Die VAE leiden stark unter Wassermangel. Während in Berlin jährlich etwa 600 und in München 1.000 Liter Niederschlag pro Quadratmeter fallen, so sind es in den VAE nur etwa 100 Liter. Trinkwasser wird vorwiegend in Meerwasserentsalzungsanlagen hergestellt, da süßes Wasser in der Region kaum vorhanden ist. Die Initiative zur Erzeugung von Regen stammt aus einer breit angelegten Forschungsanstrengung, die mit erheblichen Finanzmitteln unterstützt wird.

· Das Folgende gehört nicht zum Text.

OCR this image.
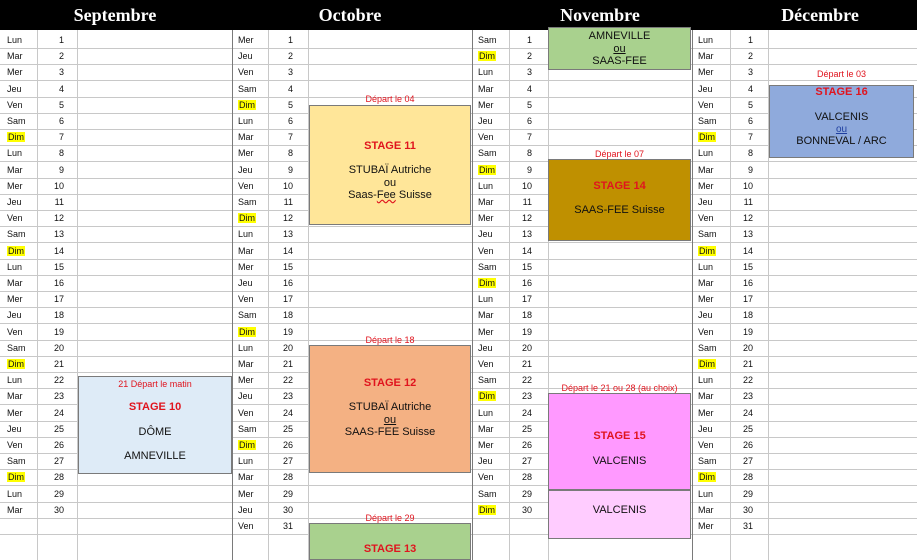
Septembre	Octobre	Novembre	Décembre
Lun	1
Mar	2
Mer	3
Jeu	4
Ven	5
Sam	6
Dim	7
Lun	8
Mar	9
Mer	10
Jeu	11
Ven	12
Sam	13
Dim	14
Lun	15
Mar	16
Mer	17
Jeu	18
Ven	19
Sam	20
Dim	21
Lun	22
Mar	23
Mer	24
Jeu	25
Ven	26
Sam	27
Dim	28
Lun	29
Mar	30
Mer	1
Jeu	2
Ven	3
Sam	4
Dim	5
Lun	6
Mar	7
Mer	8
Jeu	9
Ven	10
Sam	11
Dim	12
Lun	13
Mar	14
Mer	15
Jeu	16
Ven	17
Sam	18
Dim	19
Lun	20
Mar	21
Mer	22
Jeu	23
Ven	24
Sam	25
Dim	26
Lun	27
Mar	28
Mer	29
Jeu	30
Ven	31
Sam	1
Dim	2
Lun	3
Mar	4
Mer	5
Jeu	6
Ven	7
Sam	8
Dim	9
Lun	10
Mar	11
Mer	12
Jeu	13
Ven	14
Sam	15
Dim	16
Lun	17
Mar	18
Mer	19
Jeu	20
Ven	21
Sam	22
Dim	23
Lun	24
Mar	25
Mer	26
Jeu	27
Ven	28
Sam	29
Dim	30
Lun	1
Mar	2
Mer	3
Jeu	4
Ven	5
Sam	6
Dim	7
Lun	8
Mar	9
Mer	10
Jeu	11
Ven	12
Sam	13
Dim	14
Lun	15
Mar	16
Mer	17
Jeu	18
Ven	19
Sam	20
Dim	21
Lun	22
Mar	23
Mer	24
Jeu	25
Ven	26
Sam	27
Dim	28
Lun	29
Mar	30
Mer	31
AMNEVILLE
ou
SAAS-FEE
STAGE 16
VALCENIS
ou
BONNEVAL / ARC
STAGE 11
STUBAÏ Autriche
ou
Saas-Fee Suisse
STAGE 14
SAAS-FEE Suisse
STAGE 12
STUBAÏ Autriche
ou
SAAS-FEE Suisse
21 Départ le matin
STAGE 10
DÔME
AMNEVILLE
STAGE 15
VALCENIS
VALCENIS
STAGE 13
Départ le 03
Départ le 04
Départ le 07
Départ le 18
Départ le 21 ou 28 (au choix)
Départ le 29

Das Ziel des Projektes ist es, herauszufinden, ob durch eine Verdopplung der Fläche von Solarparks Regen erzeugt werden kann. Dazu erklärt Branch, dass die Abdunklung der Erdoberfläche eine „Wärmeblase“ erzeugen könnte, die in höhere Atmosphärenschichten aufsteigt, wo die Luft möglicherweise mit Wasserdampf gesättigt ist. Diese Änderungen könnten die Bildung von Wolken und letztlich Niederschlag fördern.
In der Nähe der Küsten soll das Projekt umgesetzt werden, um die feuchte Meeresluft, die für die Wolkenbildung nötig ist, in die Solarparks zu leiten. Branchs Kollege Volker Wulfmeyer, ebenfalls Meteorologe, hat bereits an ähnlichen Konzepten zur Regenproduktion geforscht und hält die neue Idee für vielversprechend.
Zusätzlich zu den Solarparks sind auch Plantagen wie Jojoba-Pflanzen Teil des Projekts, da Pflanzen laut Branch dazu beitragen könnten, die Luft stärker zu erwärmen und somit die Bildung von Niederschlägen zu fördern. Die Forscher planen, die Atmosphäre in der Region zunächst zu untersuchen, bevor sie mit den tatsächlichen Versuchen beginnen. Dazu wird unter anderem ein Lasermessgerät eingesetzt, um Temperatur und Luftfeuchtigkeit präzise zu erfassen.
Das Team hält es für möglich, dass ihre Methodik auch in anderen trockenen Ländern wie Australien oder Namibia anwendbar sein könnte. Allerdings betont Axel Seifert vom Deutschen Wetterdienst, dass die Übertragbarkeit der Ergebnisse auf andere Regionen jeweils neu bewertet werden muss. Die Ergebnisse des Projekts sind für die VAE von entscheidender Bedeutung, da die Klimagegebenheiten einen direkten Einfluss auf den Wasserbedarf und die Lebensqualität in der Region haben.